There’s so much going on in this album that it feels like it would have been easy for the five-piece to lose sight of the bigger picture, yet for all its abrupt shifts and intricate details, ‘Getting Killed’ somehow doesn’t ever feel like there’s too much at play or like its creators aren’t in complete control. Instead, this is a band living up to their reputation as exhilaratingly free-spirited, not so much proving they deserve all the accolades and fervent fanaticism bubbling around them but demanding it.
(NME)


 


Whatever it is, Getting Killed rounds up the anxiety, desperation, and existential dread of 2025 and delivers it in a way that no other band alive could.
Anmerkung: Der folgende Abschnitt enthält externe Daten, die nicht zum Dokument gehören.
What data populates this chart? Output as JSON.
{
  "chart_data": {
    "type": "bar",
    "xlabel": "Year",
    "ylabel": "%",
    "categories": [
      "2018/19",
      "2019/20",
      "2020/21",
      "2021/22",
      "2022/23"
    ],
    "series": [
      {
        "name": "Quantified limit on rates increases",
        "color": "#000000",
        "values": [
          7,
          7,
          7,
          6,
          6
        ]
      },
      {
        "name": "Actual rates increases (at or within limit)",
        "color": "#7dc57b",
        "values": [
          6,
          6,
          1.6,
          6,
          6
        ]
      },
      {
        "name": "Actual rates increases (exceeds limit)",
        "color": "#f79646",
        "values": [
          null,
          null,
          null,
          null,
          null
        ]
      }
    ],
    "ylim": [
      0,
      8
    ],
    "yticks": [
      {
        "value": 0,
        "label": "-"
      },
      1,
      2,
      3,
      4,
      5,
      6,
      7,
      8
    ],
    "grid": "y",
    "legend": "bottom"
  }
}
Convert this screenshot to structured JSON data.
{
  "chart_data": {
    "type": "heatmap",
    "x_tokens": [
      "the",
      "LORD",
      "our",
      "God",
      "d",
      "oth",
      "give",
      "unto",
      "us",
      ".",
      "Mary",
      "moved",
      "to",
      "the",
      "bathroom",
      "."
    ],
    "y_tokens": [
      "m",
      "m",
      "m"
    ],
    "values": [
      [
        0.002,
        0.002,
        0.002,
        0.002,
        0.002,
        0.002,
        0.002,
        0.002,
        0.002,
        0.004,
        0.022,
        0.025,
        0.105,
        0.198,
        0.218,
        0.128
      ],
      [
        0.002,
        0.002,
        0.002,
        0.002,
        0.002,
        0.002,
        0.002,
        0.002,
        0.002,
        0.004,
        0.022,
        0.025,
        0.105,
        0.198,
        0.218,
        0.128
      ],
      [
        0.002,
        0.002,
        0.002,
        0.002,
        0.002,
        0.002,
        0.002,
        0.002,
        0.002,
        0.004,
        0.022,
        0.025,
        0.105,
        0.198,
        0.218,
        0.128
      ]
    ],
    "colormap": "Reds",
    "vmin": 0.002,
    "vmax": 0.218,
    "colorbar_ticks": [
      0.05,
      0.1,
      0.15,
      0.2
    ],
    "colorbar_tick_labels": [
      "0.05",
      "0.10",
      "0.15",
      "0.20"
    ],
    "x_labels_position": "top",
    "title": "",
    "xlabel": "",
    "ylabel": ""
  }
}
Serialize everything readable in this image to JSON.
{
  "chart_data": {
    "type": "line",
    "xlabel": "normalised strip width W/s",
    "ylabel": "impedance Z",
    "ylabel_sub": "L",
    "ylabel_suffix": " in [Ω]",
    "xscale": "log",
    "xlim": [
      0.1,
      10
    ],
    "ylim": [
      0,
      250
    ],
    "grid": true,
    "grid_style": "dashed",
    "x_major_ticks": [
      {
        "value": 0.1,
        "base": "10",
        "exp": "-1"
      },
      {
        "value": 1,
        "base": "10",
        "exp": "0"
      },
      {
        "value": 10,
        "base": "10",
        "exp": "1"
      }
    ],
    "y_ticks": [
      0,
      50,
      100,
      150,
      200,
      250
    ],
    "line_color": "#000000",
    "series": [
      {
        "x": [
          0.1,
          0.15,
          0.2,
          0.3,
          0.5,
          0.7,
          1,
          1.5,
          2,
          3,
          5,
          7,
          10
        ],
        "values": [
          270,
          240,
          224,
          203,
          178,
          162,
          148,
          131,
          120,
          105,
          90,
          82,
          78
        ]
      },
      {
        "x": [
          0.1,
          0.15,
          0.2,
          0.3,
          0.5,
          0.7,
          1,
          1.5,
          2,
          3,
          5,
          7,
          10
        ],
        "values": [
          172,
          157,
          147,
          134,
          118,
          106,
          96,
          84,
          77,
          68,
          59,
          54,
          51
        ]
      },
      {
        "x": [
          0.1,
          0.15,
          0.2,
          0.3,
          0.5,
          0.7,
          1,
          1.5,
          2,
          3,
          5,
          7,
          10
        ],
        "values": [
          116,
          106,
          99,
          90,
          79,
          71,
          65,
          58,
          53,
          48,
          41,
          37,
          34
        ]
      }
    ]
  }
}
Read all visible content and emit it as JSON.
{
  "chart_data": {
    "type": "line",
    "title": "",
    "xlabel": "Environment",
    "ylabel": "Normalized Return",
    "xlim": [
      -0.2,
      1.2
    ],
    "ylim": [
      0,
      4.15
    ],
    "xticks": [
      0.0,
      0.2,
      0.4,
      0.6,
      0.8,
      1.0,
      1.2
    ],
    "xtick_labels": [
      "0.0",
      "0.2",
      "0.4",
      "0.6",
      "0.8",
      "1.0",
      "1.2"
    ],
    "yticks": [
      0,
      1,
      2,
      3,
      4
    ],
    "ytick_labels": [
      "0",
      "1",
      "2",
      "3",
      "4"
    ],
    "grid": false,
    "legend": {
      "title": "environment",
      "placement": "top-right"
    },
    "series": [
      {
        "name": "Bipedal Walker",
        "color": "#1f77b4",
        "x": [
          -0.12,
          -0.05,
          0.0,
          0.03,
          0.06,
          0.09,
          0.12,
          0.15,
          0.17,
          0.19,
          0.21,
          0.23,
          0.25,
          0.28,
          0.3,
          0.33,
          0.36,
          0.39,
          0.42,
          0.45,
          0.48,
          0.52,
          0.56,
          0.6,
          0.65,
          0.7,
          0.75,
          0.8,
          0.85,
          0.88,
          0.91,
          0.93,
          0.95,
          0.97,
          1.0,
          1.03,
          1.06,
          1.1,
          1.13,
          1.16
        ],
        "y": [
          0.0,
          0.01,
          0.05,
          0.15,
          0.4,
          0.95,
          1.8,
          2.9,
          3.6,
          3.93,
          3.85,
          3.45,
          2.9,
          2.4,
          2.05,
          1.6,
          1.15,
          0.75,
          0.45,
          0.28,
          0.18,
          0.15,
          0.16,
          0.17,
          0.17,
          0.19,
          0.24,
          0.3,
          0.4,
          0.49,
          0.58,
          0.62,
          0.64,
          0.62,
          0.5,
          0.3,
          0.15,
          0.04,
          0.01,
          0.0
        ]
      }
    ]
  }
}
Such an adept distillation of a tumultuous era is rare, and Getting Killed is an equally uncommon instant classic that should prove to be as valuable to its audience as those aforementioned indie-rock cornerstones once were in the late 90s and early 00s. It’s a different beast than those were, sure - but that’s the point. Getting Killed blazes a new kind of trail for a new kind of time. As Cameron Winter sings on the final verse of the towering closer: “I have no idea where I'm going. Here I come.”


  


The band sounds at once locked-in and reckless, as if they’ve discovered how to weaponize sloppiness and sprawl into pure momentum, and the result is never anything less than thrilling. “Cobra” lets some tenderness seep in without softening the surrounding pandemonium, while the title track is a swaggering, funk-driven workout featuring a Ukrainian choir sample, pausing just long enough for Winter to confess, “I’m getting killed by a pretty good life/I have been fucking destroyed by the city tonight,” before spiraling back into another delirious freak-out.

Even at their most excessive and baroque—“100 Horses” rides militant repetition into a hypnotic frenzy, with guitars screaming and drums tumbling over themselves—Winter and company keep their wilder instincts grounded. These songs are meticulously constructed, their apparent disorder anchored by an exacting attention to texture, momentum, and tension.